KHVPF Insight
Workday Discrimination and Generative Bias: Who is Responsible When AI Goes Bad?
Anyone who doubts the rapid integration of artificial intelligence into the workplace, official or unofficial, need only look to the events of June 10, 2025. A nearly day-long ChatGPT outage prompted more than 500,000 Google searches and thousands of social media posts from office workers so reliant on the technology they couldn’t imagine doing their jobs the old-fashioned way. It’s no surprise, then, that AI is now increasingly used for fundamental human resources functions, including decisions about who gets hired and who doesn’t. But this new technology has inherited old problems, chief among them the risk of discrimination in hiring.
Courts are now beginning to grapple with claims of algorithmic discrimination. One of the most high-profile cases is Mobley v. Workday, Inc., currently pending in a California federal court. Workday offers a subscription-based AI hiring platform that it promotes as “reducing time to hire by automatically dispositioning or moving candidates forward in the recruiting process.” Derek Mobley—a Black man over 40 with disabilities—allegedly applied more than 100 jobs through companies using Workday’s system and was rejected every time, sometimes within an hour. He claimed that Workday’s algorithm, functioning as an agent of its client employers, has a disparate impact on job seekers who are over 40, have disabilities, or are Black.
The court found that Mobley’s allegations were sufficient to state a legal claim. It accepted the argument that Workday’s AI could be considered an agent implementing its customers’ HR policies. And the Mobley court recently conditionally certified a collective action under the Age Discrimination in Employment Act for individuals over 40 who were rejected by Workday’s algorithm. According to Workday’s briefing, this group could include millions of people. Although Workday is the defendant here, there’s no reason that a rejected candidate couldn’t bring a lawsuit against the employer itself for using these tools.

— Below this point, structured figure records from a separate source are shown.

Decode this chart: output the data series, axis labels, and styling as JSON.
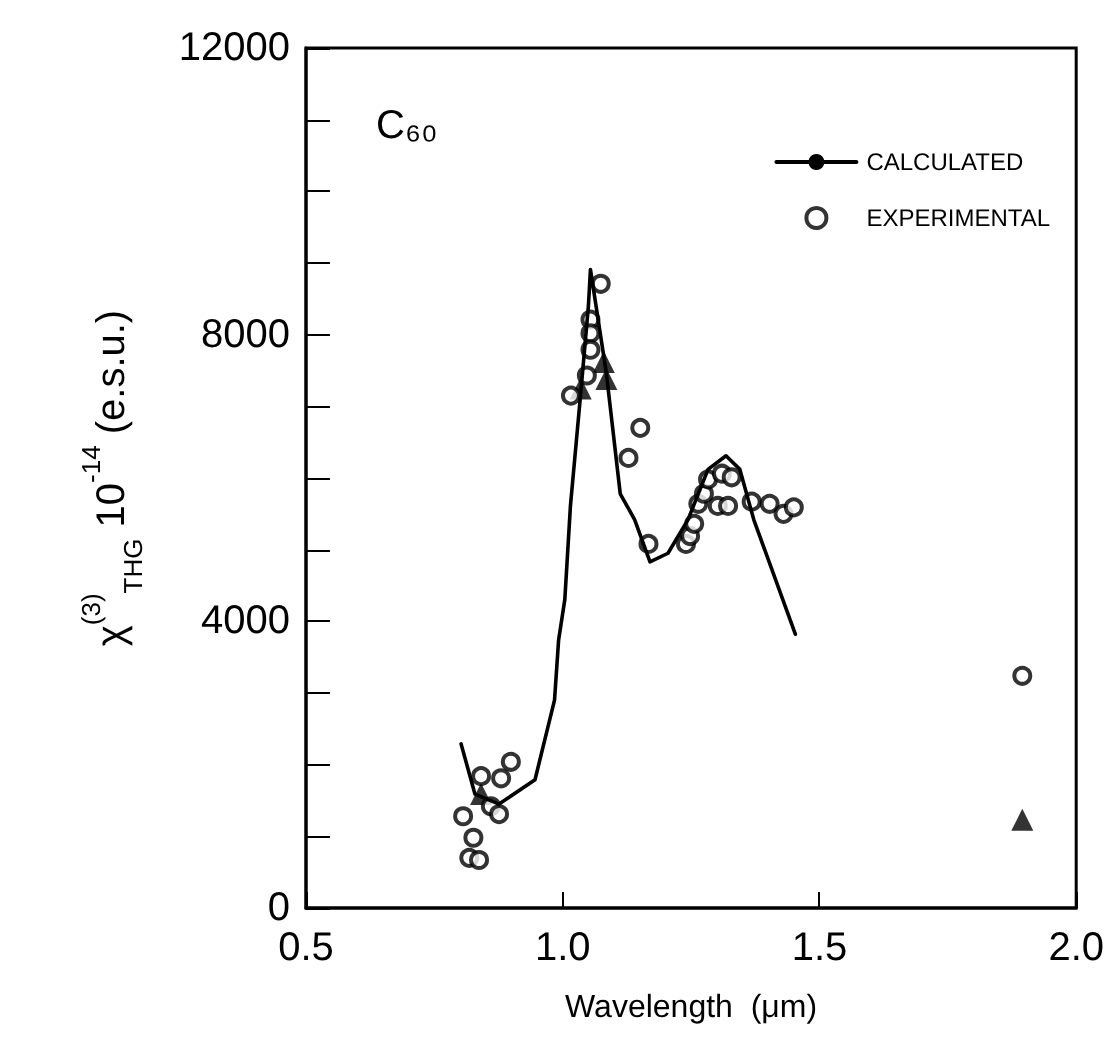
{
  "chart_data": {
    "type": "line",
    "title": "C₆₀",
    "xlabel": "Wavelength  (μm)",
    "ylabel": "χ$^{(3)}$$_{THG}$ 10$^{-14}$ (e.s.u.)",
    "xlim": [
      0.5,
      2.0
    ],
    "xticks": [
      {
        "value": 0.5,
        "label": "0.5"
      },
      {
        "value": 1.0,
        "label": "1.0"
      },
      {
        "value": 1.5,
        "label": "1.5"
      },
      {
        "value": 2.0,
        "label": "2.0"
      }
    ],
    "ylim": [
      0,
      12000
    ],
    "yticks": [
      0,
      {
        "value": 1000,
        "label": null
      },
      {
        "value": 2000,
        "label": null
      },
      {
        "value": 3000,
        "label": null
      },
      4000,
      {
        "value": 5000,
        "label": null
      },
      {
        "value": 6000,
        "label": null
      },
      {
        "value": 7000,
        "label": null
      },
      8000,
      {
        "value": 9000,
        "label": null
      },
      {
        "value": 10000,
        "label": null
      },
      {
        "value": 11000,
        "label": null
      },
      12000
    ],
    "grid": false,
    "legend": "top right",
    "series": [
      {
        "name": "CALCULATED",
        "color": "#000000",
        "marker": "none",
        "line_style": "solid",
        "x": [
          0.802,
          0.829,
          0.876,
          0.946,
          0.984,
          0.992,
          1.004,
          1.015,
          1.035,
          1.05,
          1.054,
          1.085,
          1.112,
          1.14,
          1.17,
          1.205,
          1.244,
          1.283,
          1.318,
          1.345,
          1.372,
          1.453
        ],
        "values": [
          2290,
          1590,
          1450,
          1790,
          2900,
          3740,
          4300,
          5610,
          7180,
          8400,
          8910,
          7460,
          5780,
          5420,
          4830,
          4950,
          5420,
          6120,
          6310,
          6120,
          5420,
          3820
        ]
      },
      {
        "type": "scatter",
        "color": "#000000",
        "marker": "triangle",
        "x": [
          0.841,
          1.035,
          1.08,
          1.085,
          1.895
        ],
        "values": [
          1590,
          7250,
          7620,
          7380,
          1230
        ]
      },
      {
        "name": "EXPERIMENTAL",
        "type": "scatter",
        "color": "#000000",
        "marker": "circle",
        "x": [
          1.074,
          1.054,
          1.054,
          1.054,
          1.047,
          1.016,
          1.151,
          1.128,
          1.167,
          1.24,
          1.248,
          1.256,
          1.264,
          1.275,
          1.283,
          1.302,
          1.322,
          1.31,
          1.329,
          1.368,
          1.403,
          1.43,
          1.45,
          0.899,
          0.88,
          0.841,
          0.86,
          0.876,
          0.806,
          0.826,
          0.818,
          0.837,
          1.895
        ],
        "values": [
          8710,
          8210,
          8020,
          7790,
          7430,
          7150,
          6700,
          6280,
          5080,
          5080,
          5190,
          5360,
          5640,
          5780,
          5980,
          5610,
          5610,
          6060,
          6010,
          5670,
          5640,
          5500,
          5590,
          2040,
          1810,
          1840,
          1420,
          1310,
          1280,
          980,
          700,
          670,
          3240
        ]
      }
    ]
  }
}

Similar, if smaller, lawsuits are emerging elsewhere. A Massachusetts job applicant sued CVS in federal court after learning that the company secretly used HireVue, Inc. to perform an AI-based analysis of a video interview before rejecting him. CVS settled the suit late last year. A different lawsuit against HireVue is now pending in Colorado, filed by a deaf applicant who was denied employment after an AI analysis concluded, among other things, that she was not “practicing active listening” during a video interview.
The regulatory landscape remains fragmented. The Biden Administration had issued executive guidance requiring the development of AI safeguards, including policies “consistent with the advancement of equity and civil rights.” On January 21, 2025, the Trump Administration rescinded that guidance. The EEOC promptly removed related resources from its website, including its recommendations for responsible use of AI in hiring.
Still, some states are stepping in. As of October 2024, the Michigan Civil Rights Commission has adopted Guiding Principles for the Elimination and Prevention of AI Bias, which highlight the risk of algorithmic discrimination and calls for legislation to ensure transparency, human oversight, and fairness in the use of workplace AI.
As the Workday and CVS cases show, existing anti-discrimination laws are already being used to challenge AI-driven employment decisions. Employers should not assume that automating hiring insulates them from legal liability. AI systems are designed by humans, and they are only as reliable as the data, assumptions, and algorithms that shape them. Employers must audit these tools for disparate impacts, just like any other business process. And they need to be ready to defend their use of these tools in terms that judges and juries can understand. That’s not a task to hand off to a vendor or an IT team; it requires legal analysis and judgment. Otherwise, the only thing AI may streamline is the path to a costly verdict.